O símbolo religioso se liga, pois, ao passado (às origens) considerando-o de modo bastante reverencial; ele reatualiza o passado no rito presente, dando sentido e significado aos fatos cotidianos do indivíduo, e ainda, mantém-no aberto ao futuro através da energia criativa liberada nesse processo. Então, passado, presente e futuro acontecem como processo e como síntese na vivência das imagens simbólicas.
As celebrações e rituais que perderam a característica de manter o símbolo vivo e atuante, tanto no nível consciente como no nível inconsciente, passaram a ser um conglomerado de gestos e fórmulas vazias.

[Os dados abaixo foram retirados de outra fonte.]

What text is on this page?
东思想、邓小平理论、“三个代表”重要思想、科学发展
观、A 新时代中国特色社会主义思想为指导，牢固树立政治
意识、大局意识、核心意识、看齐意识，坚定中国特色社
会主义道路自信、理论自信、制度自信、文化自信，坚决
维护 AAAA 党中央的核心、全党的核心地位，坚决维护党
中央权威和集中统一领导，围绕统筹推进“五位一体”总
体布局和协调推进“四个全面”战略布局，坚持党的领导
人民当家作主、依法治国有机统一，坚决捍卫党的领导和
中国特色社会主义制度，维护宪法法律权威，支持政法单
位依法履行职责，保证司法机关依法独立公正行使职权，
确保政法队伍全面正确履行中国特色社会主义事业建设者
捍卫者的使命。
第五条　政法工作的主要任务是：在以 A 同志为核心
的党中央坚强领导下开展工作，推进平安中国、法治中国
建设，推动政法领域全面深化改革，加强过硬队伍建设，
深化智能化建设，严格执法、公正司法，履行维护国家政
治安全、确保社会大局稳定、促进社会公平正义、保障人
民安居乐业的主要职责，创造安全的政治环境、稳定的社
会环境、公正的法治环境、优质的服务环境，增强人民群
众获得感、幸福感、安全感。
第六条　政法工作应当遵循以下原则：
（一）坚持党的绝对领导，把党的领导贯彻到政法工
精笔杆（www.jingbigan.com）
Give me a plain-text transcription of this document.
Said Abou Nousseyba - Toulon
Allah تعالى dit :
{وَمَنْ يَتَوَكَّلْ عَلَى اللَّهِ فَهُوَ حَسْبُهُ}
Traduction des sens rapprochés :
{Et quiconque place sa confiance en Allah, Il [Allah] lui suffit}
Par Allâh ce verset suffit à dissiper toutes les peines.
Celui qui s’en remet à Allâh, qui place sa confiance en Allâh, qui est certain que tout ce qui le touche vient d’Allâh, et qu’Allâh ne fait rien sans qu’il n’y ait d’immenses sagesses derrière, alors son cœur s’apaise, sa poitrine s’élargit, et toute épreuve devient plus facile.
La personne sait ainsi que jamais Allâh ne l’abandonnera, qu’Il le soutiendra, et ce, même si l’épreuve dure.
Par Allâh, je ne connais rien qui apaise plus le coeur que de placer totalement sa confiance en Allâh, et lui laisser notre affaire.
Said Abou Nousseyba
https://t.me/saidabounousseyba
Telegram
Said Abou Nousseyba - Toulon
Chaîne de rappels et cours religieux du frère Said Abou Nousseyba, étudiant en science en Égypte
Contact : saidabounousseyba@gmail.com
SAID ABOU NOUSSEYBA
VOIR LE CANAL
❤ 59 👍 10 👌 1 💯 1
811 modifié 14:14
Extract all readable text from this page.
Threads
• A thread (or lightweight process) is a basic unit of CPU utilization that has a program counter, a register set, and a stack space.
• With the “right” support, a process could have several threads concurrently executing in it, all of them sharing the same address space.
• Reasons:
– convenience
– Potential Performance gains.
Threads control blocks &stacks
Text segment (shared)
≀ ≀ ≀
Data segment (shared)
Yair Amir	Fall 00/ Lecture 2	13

Essa cisão do consciente inconsciente no homem moderno leva-o a outras como, por exemplo, a cisão entre racional e emocional, entre corpo e alma, causando-lhe feridas profundas que se refletem em todos os seus relacionamentos. O indivíduo acaba por sentir-se extremamente só, sem condições de estabelecer qualquer vínculo significativo. Isso ocorre basicamente porque ele não consegue mais estabelecer vínculos consigo mesmo, nem com sua história sagrada. Sentindo-se sem significado, o homem se apercebe como um robô, à mercê dos joguetes sociais, completamente incógnito e impotente. Mas, como vimos, os processos inconscientes continuam existindo, e o impulso para encontrar seu significado, para se “religar”, continua em sua alma.
6. Conclusão
As celebrações e ritos encontrados nas religiões institucionais parecem não estar respondendo a esse anseio da alma humana. Na verdade elas também estão cindidas. Elas perderam, ao longo de sua trajetória histórica, o contato com o mistério, com o divino. Talvez isso tenha sido a partir do momento em que se julgaram muito potentes com o próprio saber. Enfim, se elas assim se apresentam ao indivíduo, elas não mais podem fornecer-lhe caminhos para o restabelecimento de seus vínculos, sejam eles pessoais ou divinos. Elas não funcionam mais como religião no sentido aqui analisado.
Diante desse quadro atual, fica, pois, para cada ser humano, individual e coletivamente, a necessidade de busca de uma consciência cada vez mais ampla, aceitando os mistérios da vida e o não controlável; de viver significativamente a sua história que é sagrada, possibilitando, enfim, o renascimento do homo religiosus.